The superconducting flat wire of this invention can be used as a coil for a rotor and stator of rotator, a coil for energy storage, a coil for a plasma vessel of nuclear fusion, a cable for power transmission and distribution, a coil for a transformer, a coil for a particle accelerator, a magnetic coil for MRI and NMR, a coil for an electron microscope, a magnetic coil for an atomic-absorption spectrometer, a coil for an rotor and stator of a motor for an electric car, automobile, elevator and escalator, and a magnetic coil for a linear motor car.
2. Description of Related Art
As a high-temperature superconducting material having a much higher superconducting transition temperature than that of prior art superconducting materials, a lanthanum-barium-copper oxide was discovered by Dr. J. G. Bednorz and Dr. K. A. Muller at the beginning of 1986, and then an yttrium--barium--copper oxide (hereinafter referred to as Y--Ba--C--O or YBaCuO), which has a transition temperature of about 90 K, was discovered by Dr. Chu of Houston University in U.S.A in the spring of 1987. Such discovery was made also in China and Japan at that time. These discoveries in succession are called the "revolution of superconductors". Nowadays, there are intensively made fundamental studies on the composition, crystal structure, properties and theory of superconducting materials, practical studies on methods of synthesizing the materials, on electronic or power electrical applications of the materials and further on research or development of new materials exhibiting superconducting transition at room temperature or at a higher temperature.
In these studies, research and development, a technique of shaping the high-temperature superconducting materials occupies a position as an elementary technique in power electrical applications such as a superconducting magnet. In prior art superconducting alloys or chemical compounds, it is known that the cross section of the shaped article is constituted by a composite phase of a superconducting phase and a metal phase.
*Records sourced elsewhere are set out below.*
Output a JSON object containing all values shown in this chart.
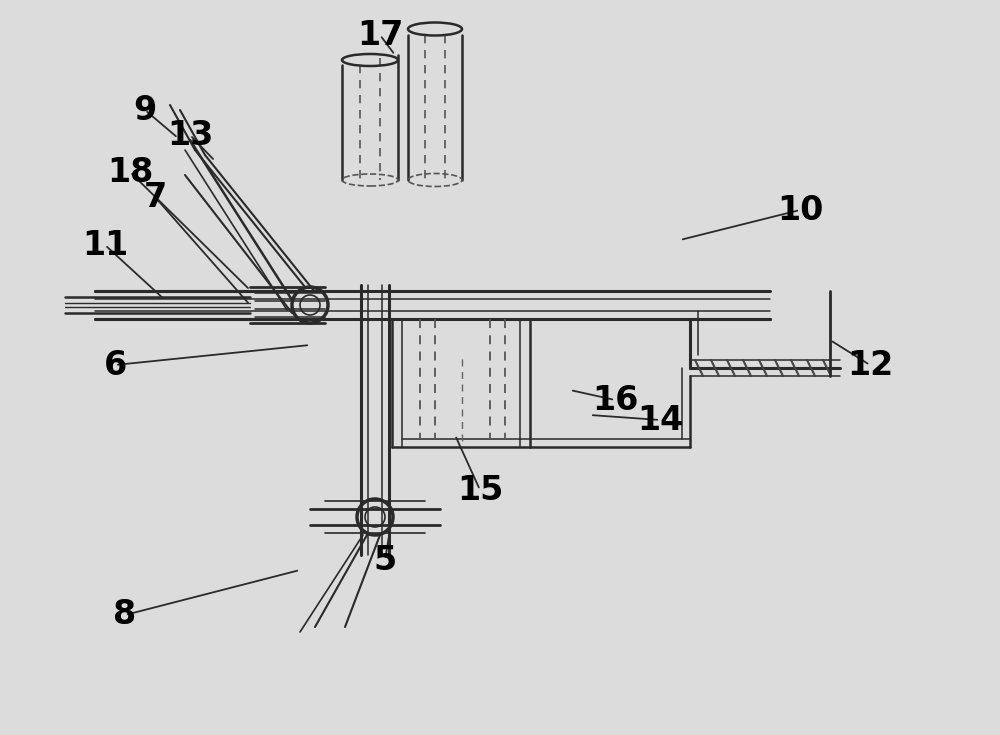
{
  "bg_color": "#dcdcdc",
  "line_color": "#2a2a2a",
  "dashed_color": "#555555",
  "label_color": "#000000",
  "figsize": [
    10.0,
    7.35
  ],
  "dpi": 100
}
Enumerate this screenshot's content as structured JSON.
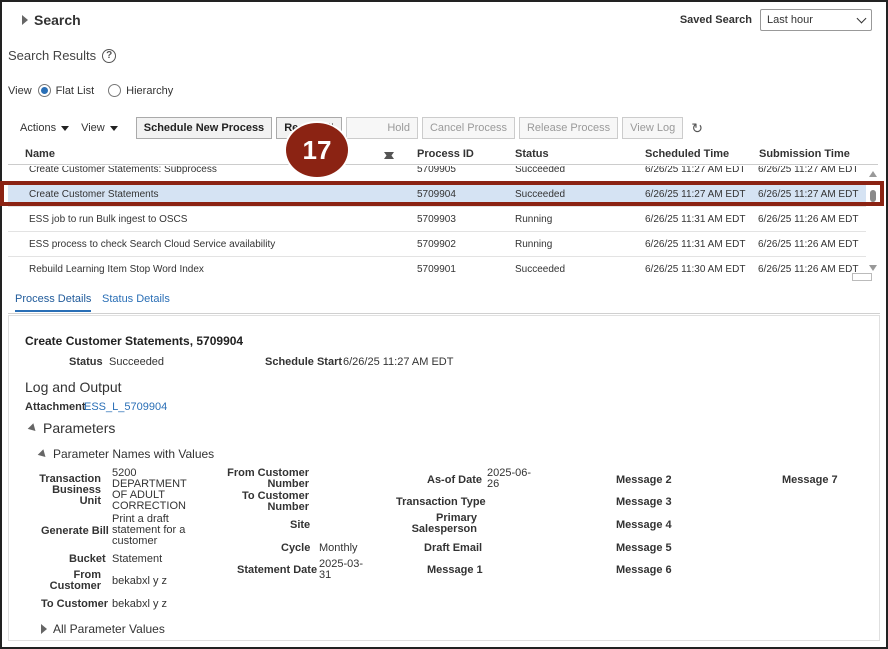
{
  "search": {
    "title": "Search",
    "saved_label": "Saved Search",
    "saved_value": "Last hour"
  },
  "results": {
    "title": "Search Results",
    "help": "?"
  },
  "view": {
    "label": "View",
    "flat": "Flat List",
    "hierarchy": "Hierarchy"
  },
  "toolbar": {
    "actions": "Actions",
    "view": "View",
    "schedule": "Schedule New Process",
    "resubmit": "Resubmit",
    "hold": "Hold",
    "cancel": "Cancel Process",
    "release": "Release Process",
    "log": "View Log"
  },
  "step_badge": "17",
  "table": {
    "headers": {
      "name": "Name",
      "pid": "Process ID",
      "status": "Status",
      "sched": "Scheduled Time",
      "sub": "Submission Time"
    },
    "rows": [
      {
        "name": "Create Customer Statements: Subprocess",
        "pid": "5709905",
        "status": "Succeeded",
        "sched": "6/26/25 11:27 AM EDT",
        "sub": "6/26/25 11:27 AM EDT"
      },
      {
        "name": "Create Customer Statements",
        "pid": "5709904",
        "status": "Succeeded",
        "sched": "6/26/25 11:27 AM EDT",
        "sub": "6/26/25 11:27 AM EDT"
      },
      {
        "name": "ESS job to run Bulk ingest to OSCS",
        "pid": "5709903",
        "status": "Running",
        "sched": "6/26/25 11:31 AM EDT",
        "sub": "6/26/25 11:26 AM EDT"
      },
      {
        "name": "ESS process to check Search Cloud Service availability",
        "pid": "5709902",
        "status": "Running",
        "sched": "6/26/25 11:31 AM EDT",
        "sub": "6/26/25 11:26 AM EDT"
      },
      {
        "name": "Rebuild Learning Item Stop Word Index",
        "pid": "5709901",
        "status": "Succeeded",
        "sched": "6/26/25 11:30 AM EDT",
        "sub": "6/26/25 11:26 AM EDT"
      }
    ]
  },
  "tabs": {
    "process_details": "Process Details",
    "status_details": "Status Details"
  },
  "detail": {
    "title": "Create Customer Statements, 5709904",
    "status_label": "Status",
    "status_value": "Succeeded",
    "schedule_label": "Schedule Start",
    "schedule_value": "6/26/25 11:27 AM EDT",
    "log_heading": "Log and Output",
    "attachment_label": "Attachment",
    "attachment_value": "ESS_L_5709904",
    "parameters_heading": "Parameters",
    "param_names_heading": "Parameter Names with Values",
    "all_params": "All Parameter Values",
    "params": {
      "tbu_label": "Transaction Business Unit",
      "tbu_value": "5200 DEPARTMENT OF ADULT CORRECTION",
      "generate_bill_label": "Generate Bill",
      "generate_bill_value": "Print a draft statement for a customer",
      "bucket_label": "Bucket",
      "bucket_value": "Statement",
      "from_customer_label": "From Customer",
      "from_customer_value": "bekabxl y z",
      "to_customer_label": "To Customer",
      "to_customer_value": "bekabxl y z",
      "from_cust_num_label": "From Customer Number",
      "to_cust_num_label": "To Customer Number",
      "site_label": "Site",
      "cycle_label": "Cycle",
      "cycle_value": "Monthly",
      "statement_date_label": "Statement Date",
      "statement_date_value": "2025-03-31",
      "asof_label": "As-of Date",
      "asof_value": "2025-06-26",
      "txn_type_label": "Transaction Type",
      "primary_sp_label": "Primary Salesperson",
      "draft_email_label": "Draft Email",
      "message1_label": "Message 1",
      "message2_label": "Message 2",
      "message3_label": "Message 3",
      "message4_label": "Message 4",
      "message5_label": "Message 5",
      "message6_label": "Message 6",
      "message7_label": "Message 7"
    }
  }
}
The metal phase functions as a supporter for a superconducting material while the material is being plastically worked in a long article and heat treated, as a strength-holding means during or after coiling of a superconducting wire, or as a stabilizer against the superconducting-to-normal transition in applying electric current to the article.
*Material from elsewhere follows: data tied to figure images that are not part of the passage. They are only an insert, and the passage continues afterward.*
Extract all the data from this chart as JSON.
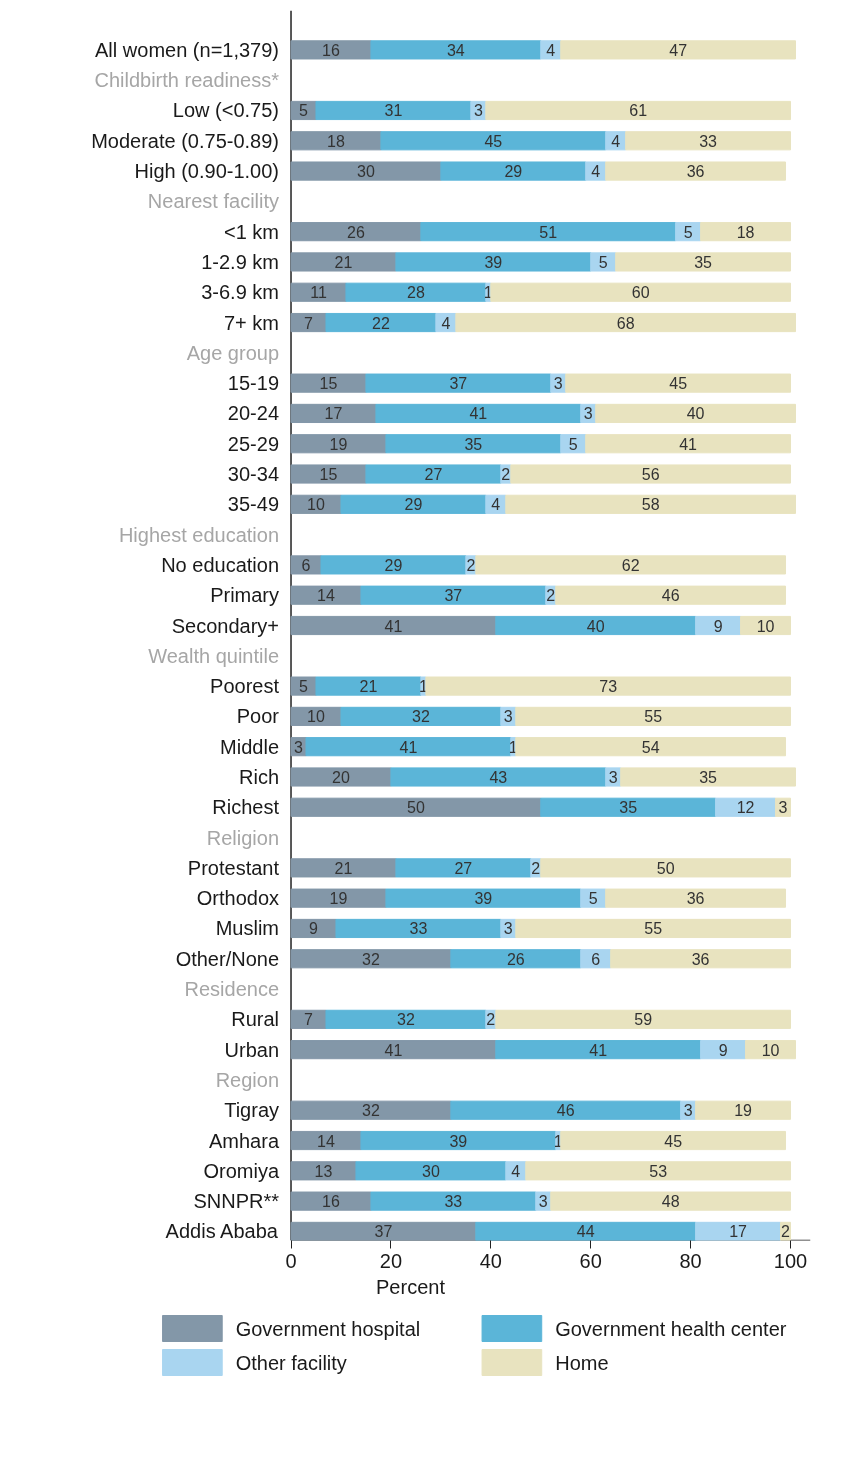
{
  "chart_data": {
    "type": "bar",
    "orientation": "horizontal",
    "stacked": true,
    "data_labels": true,
    "xlabel": "Percent",
    "xlim": [
      0,
      104
    ],
    "xticks": [
      0,
      20,
      40,
      60,
      80,
      100
    ],
    "grid": false,
    "legend": "bottom",
    "categories": [
      "All women (n=1,379)",
      "Childbirth readiness*",
      "Low (<0.75)",
      "Moderate (0.75-0.89)",
      "High (0.90-1.00)",
      "Nearest facility",
      "<1 km",
      "1-2.9 km",
      "3-6.9 km",
      "7+ km",
      "Age group",
      "15-19",
      "20-24",
      "25-29",
      "30-34",
      "35-49",
      "Highest education",
      "No education",
      "Primary",
      "Secondary+",
      "Wealth quintile",
      "Poorest",
      "Poor",
      "Middle",
      "Rich",
      "Richest",
      "Religion",
      "Protestant",
      "Orthodox",
      "Muslim",
      "Other/None",
      "Residence",
      "Rural",
      "Urban",
      "Region",
      "Tigray",
      "Amhara",
      "Oromiya",
      "SNNPR**",
      "Addis Ababa"
    ],
    "series": [
      {
        "name": "Government hospital",
        "color": "#8397a8",
        "values": [
          16,
          null,
          5,
          18,
          30,
          null,
          26,
          21,
          11,
          7,
          null,
          15,
          17,
          19,
          15,
          10,
          null,
          6,
          14,
          41,
          null,
          5,
          10,
          3,
          20,
          50,
          null,
          21,
          19,
          9,
          32,
          null,
          7,
          41,
          null,
          32,
          14,
          13,
          16,
          37
        ]
      },
      {
        "name": "Government health center",
        "color": "#5bb5d8",
        "values": [
          34,
          null,
          31,
          45,
          29,
          null,
          51,
          39,
          28,
          22,
          null,
          37,
          41,
          35,
          27,
          29,
          null,
          29,
          37,
          40,
          null,
          21,
          32,
          41,
          43,
          35,
          null,
          27,
          39,
          33,
          26,
          null,
          32,
          41,
          null,
          46,
          39,
          30,
          33,
          44
        ]
      },
      {
        "name": "Other facility",
        "color": "#a9d5f0",
        "values": [
          4,
          null,
          3,
          4,
          4,
          null,
          5,
          5,
          1,
          4,
          null,
          3,
          3,
          5,
          2,
          4,
          null,
          2,
          2,
          9,
          null,
          1,
          3,
          1,
          3,
          12,
          null,
          2,
          5,
          3,
          6,
          null,
          2,
          9,
          null,
          3,
          1,
          4,
          3,
          17
        ]
      },
      {
        "name": "Home",
        "color": "#e8e3bf",
        "values": [
          47,
          null,
          61,
          33,
          36,
          null,
          18,
          35,
          60,
          68,
          null,
          45,
          40,
          41,
          56,
          58,
          null,
          62,
          46,
          10,
          null,
          73,
          55,
          54,
          35,
          3,
          null,
          50,
          36,
          55,
          36,
          null,
          59,
          10,
          null,
          19,
          45,
          53,
          48,
          2
        ]
      }
    ]
  }
}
As regards the production of oxide-type superconducting wires, possibilities of materials as a wire-constituting metal phase (hereinafter referred to as a metal sheath), methods of plastically working to realize wire-shaped articles and tried methods of heat treating the wire-shaped articles have been reported by, for example, newspapers, Nihon-Keizai Shimbun dated Mar. 4, 1987 and Apr. 3, 1987 and "New Superconductors--State of Development and Applications Thereof", published Nikkei-McGraw-Hill on Jun. 15, 1987. These wire-shaped articles have a critical current density of only at most several hundred amperes per square centimenter.
As mentioned above, the oxide-type superconducting wires already developed have a critical current density of at least two figures lower than the current density industrially required. Furthermore, no structure of wires to raise the critical current density of the wires has yet been sufficiently known.